I want to set up a PDE model, which takes a two-dimensional diffusion equation into account. The key problem is that I have some trouble in solving the two-dimensional diffusion equation numerically. Consider the following code:
L = 10;
T = 10;
system = {
D[c[x, y, t], {t, 1}] == D[c[x, y, t], {x, 2}] + D[c[x, y, t], {y, 2}],
Derivative[1, 0, 0][c][0, y, t] == 0,
Derivative[1, 0, 0][c][L, y, t] == 0,
c[x, 0, t] == c[x, L, t],
c[x, y, 0] == 1
};
sol = NDSolve[system, c, {x, 0, L}, {y, 0, L}, {t, 0, T}];
Manipulate[Plot3D[Evaluate[c[x, y, t] /. sol], {x, 0, L}, {y, 0, L}], {{t,T}, 0, T}]
As you can see for t = 10
there are artifacts at the two edges where the Neumann conditions were applied.
Obviously, c[x, y, t] = 1
solves the system and since this is the initial condition Mathematica should have no trouble to compute it numerically.

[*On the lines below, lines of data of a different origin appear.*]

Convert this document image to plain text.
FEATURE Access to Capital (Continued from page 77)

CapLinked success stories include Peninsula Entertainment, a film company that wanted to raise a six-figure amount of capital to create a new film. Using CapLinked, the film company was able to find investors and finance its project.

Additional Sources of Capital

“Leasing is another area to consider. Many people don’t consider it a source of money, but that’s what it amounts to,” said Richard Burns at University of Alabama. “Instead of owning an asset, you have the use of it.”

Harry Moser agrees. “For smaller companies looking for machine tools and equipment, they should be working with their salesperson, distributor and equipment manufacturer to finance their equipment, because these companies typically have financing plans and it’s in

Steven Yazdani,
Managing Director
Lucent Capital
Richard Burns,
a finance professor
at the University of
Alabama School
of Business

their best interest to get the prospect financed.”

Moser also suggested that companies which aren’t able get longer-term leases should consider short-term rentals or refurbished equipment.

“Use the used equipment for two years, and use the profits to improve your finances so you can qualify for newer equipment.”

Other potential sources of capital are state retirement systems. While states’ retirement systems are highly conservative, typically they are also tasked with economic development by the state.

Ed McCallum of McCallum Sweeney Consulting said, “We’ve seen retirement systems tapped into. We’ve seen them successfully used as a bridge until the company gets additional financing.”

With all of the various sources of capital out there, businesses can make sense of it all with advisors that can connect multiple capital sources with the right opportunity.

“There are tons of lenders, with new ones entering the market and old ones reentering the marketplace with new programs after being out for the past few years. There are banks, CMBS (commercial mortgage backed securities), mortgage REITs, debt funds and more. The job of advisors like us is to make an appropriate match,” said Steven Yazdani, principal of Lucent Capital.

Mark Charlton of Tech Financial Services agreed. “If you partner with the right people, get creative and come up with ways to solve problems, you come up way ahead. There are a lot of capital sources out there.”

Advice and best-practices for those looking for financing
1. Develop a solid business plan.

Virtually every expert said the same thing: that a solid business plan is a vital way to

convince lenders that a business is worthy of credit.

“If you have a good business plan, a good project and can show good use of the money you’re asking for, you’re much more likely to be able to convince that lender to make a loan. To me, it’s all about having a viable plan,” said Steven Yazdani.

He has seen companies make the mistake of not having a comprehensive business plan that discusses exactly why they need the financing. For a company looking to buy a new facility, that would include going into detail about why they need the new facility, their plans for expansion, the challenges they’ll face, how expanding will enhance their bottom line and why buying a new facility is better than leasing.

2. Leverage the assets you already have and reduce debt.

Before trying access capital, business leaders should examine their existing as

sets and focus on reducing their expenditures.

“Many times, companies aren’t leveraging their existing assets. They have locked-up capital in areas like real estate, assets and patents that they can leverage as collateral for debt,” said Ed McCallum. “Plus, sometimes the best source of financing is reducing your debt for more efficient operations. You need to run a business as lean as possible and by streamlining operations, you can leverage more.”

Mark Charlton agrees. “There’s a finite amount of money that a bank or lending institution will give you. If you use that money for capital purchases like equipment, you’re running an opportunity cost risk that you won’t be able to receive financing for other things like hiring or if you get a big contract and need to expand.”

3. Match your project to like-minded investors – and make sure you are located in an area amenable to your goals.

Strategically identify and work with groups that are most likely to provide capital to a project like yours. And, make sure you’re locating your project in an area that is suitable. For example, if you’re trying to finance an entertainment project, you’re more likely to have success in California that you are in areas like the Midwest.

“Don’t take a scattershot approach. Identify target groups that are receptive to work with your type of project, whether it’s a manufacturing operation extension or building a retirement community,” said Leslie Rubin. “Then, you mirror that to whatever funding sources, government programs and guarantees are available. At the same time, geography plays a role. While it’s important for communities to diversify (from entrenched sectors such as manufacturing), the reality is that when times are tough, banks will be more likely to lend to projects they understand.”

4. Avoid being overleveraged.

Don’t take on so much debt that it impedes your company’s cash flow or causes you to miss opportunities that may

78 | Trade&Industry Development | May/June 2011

It tried various ODE solvers ("ImplicitRungeKutta"
, "BDF"
, "Adams"
), but it seems that there is some problem with the spatial discretization, perhaps because of the Neumann boundary condition for the variable x
.
Any suggestions how to fix it?
Answer
One option is to use a pseudospectral difference order, explained here.
This then works:
L = 10;
T = 10;
system = {D[c[x, y, t], {t, 1}] ==
D[c[x, y, t], {x, 2}] + D[c[x, y, t], {y, 2}],
Derivative[1, 0, 0][c][0, y, t] == 0,
Derivative[1, 0, 0][c][ L, y, t] == 0,
c[x, 0, t] == c[x, L, t],
c[x, y, 0] == 1};
sol = NDSolve[system, c, {x, 0, L}, {y, 0, L}, {t, 0, T},
Method -> {"MethodOfLines",
"SpatialDiscretization" -> {"TensorProductGrid",
"DifferenceOrder" -> "Pseudospectral"}}];
Manipulate[
Plot3D[Evaluate[c[x, y, T] /. sol], {x, 0, L}, {y, 0, L},
PlotRange -> {0.9, 1.1}], {{t, T}, 0, T}]
Other things you might want to try is to use a finer grid, also explained in the above document.